The first of five titled movements, “Foundation” uses a chant-like simplicity to recite names from the Pennsylvania Mining Accidents index of 1869 – 1916. As in medieval chant, Wolfe migrates only a few notes up and down from the anchoring tone, as the coal dust-smeared faces of miners loom on the back curtain above the stage. Now and then, like an abrupt accident warning, the litany is intercut by jangly percussion and a waggling light. Danger, even to the memorialized dead, it seems, is a fundamental, ever-present fact of coal mining.
But it’s in the gradual transformations rather than sudden shifts in her textures that Wolfe draws the listener farther and further in. The middle section of “Foundations” uses a line about the anthracite formed in “layer upon layer upon layer buried deep” for the black-clad choir to build richly voiced chord after chord into a pressurized tonal cluster. Then, as more names spool up like credits in some somber tribute film, the lustrous simplicity of the singing resumes.
Transformations like that happen over and over again. Even as she samples a drumstick-driven syncopation or alt-rock frenzy, Wolfe, a Bang on the Can co-founder, creates consistently stirring dramatic effects. In “Breaker Boys,” about the young workers who had to pluck debris bare-handed from thundering coal chutes, a jittery patter song (“mickety pickety rickety tickety lickety splickety”) gives musical shape and form to the action. Ace percussionist David Cossin’s insistent tapping on a hollow can adds an eerie punctuation point.
Arresting, in a different emotional register, are the shining open fifths rising over a murmurous guitar figure in the “Flowers” section. The trance-like text is drawn from an interview with a daughter and granddaughter of miners. Sugg’s projections here are both sinuously organic and austere, the underground bulbs of the plants bearing a resemblance to gnarly lumps of coal. “Flowers” is at once a sweetly quiescent and heart-rendingly complex interlude.
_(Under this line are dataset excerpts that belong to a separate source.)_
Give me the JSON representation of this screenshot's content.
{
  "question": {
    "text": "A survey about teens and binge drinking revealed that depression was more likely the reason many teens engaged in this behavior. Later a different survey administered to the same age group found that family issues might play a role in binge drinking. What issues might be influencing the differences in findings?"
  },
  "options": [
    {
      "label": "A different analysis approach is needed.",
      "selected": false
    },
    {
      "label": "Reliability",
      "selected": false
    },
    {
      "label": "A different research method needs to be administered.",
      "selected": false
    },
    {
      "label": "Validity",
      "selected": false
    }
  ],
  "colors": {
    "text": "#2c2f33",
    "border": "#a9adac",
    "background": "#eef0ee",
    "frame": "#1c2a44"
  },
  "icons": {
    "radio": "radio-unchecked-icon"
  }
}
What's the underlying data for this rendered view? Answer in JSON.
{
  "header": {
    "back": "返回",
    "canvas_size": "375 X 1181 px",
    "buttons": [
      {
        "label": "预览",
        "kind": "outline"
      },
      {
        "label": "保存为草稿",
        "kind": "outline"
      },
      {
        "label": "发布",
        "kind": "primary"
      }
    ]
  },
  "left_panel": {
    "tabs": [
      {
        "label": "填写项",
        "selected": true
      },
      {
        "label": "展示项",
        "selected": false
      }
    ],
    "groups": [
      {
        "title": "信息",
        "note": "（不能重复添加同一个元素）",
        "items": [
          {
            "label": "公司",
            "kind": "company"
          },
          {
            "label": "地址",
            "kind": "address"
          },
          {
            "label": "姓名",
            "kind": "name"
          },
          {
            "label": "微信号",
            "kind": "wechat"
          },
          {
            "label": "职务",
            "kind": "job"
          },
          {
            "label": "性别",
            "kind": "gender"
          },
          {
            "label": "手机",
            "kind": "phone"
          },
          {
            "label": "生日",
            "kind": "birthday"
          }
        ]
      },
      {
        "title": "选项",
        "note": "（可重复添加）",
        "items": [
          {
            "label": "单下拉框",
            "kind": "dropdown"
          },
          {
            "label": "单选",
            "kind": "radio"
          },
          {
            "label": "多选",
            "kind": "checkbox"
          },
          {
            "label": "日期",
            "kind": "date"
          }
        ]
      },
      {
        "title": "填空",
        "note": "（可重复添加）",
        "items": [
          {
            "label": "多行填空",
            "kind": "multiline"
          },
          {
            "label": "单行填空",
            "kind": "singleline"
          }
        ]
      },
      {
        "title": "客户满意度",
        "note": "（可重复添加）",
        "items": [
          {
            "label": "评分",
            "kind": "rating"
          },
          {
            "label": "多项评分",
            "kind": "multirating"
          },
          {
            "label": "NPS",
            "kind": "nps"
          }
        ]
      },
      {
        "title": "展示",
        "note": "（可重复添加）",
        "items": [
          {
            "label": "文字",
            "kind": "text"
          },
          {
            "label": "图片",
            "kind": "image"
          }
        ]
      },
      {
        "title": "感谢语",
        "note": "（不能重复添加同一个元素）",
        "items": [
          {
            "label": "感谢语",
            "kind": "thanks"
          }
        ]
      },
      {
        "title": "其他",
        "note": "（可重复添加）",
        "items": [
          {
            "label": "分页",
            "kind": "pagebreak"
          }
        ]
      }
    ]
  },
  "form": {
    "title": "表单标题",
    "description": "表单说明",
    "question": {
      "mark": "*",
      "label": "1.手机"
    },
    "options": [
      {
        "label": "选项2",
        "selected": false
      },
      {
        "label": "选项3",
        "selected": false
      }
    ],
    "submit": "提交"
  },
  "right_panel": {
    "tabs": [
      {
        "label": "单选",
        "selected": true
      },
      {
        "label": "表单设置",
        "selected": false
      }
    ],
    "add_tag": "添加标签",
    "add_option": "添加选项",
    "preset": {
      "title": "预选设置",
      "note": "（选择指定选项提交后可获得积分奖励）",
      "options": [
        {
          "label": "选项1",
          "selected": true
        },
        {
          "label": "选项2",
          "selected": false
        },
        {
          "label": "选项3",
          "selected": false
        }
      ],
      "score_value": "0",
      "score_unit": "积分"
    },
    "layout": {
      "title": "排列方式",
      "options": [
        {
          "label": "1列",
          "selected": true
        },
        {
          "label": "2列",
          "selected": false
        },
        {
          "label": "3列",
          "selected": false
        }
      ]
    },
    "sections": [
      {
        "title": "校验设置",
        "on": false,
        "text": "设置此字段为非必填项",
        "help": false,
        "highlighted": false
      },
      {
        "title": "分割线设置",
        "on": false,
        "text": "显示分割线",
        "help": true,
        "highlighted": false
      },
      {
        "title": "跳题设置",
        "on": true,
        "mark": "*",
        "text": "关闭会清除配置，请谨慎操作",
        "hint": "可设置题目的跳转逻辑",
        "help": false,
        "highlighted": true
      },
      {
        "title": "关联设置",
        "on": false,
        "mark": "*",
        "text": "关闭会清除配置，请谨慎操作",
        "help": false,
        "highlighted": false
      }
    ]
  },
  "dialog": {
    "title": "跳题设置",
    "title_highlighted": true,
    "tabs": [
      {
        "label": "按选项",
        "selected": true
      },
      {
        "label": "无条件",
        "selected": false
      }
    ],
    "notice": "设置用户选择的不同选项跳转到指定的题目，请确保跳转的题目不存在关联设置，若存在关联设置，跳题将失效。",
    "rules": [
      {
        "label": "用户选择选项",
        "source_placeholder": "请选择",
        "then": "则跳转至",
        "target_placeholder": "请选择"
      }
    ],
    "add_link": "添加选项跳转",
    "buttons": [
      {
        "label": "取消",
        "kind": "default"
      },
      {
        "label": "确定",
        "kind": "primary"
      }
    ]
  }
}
Anthracite Fields stays uncompromising right to the end. It’s impossible not to hear the direct address of “Appliances” (“Grind the beans. Shave your face. Run the dishwasher. Order a book.”) as both a challenge and a charge about our complicity with the coal industry, indeed with the wider post-industrial economy. Accompanied by period shots of assembly-line factory workers of all types, the final section of the piece leaves a troubling afterglow. How fitting, then, that the singers are left literally speechless in the final measures, their whistling fading and fading away toward extinction.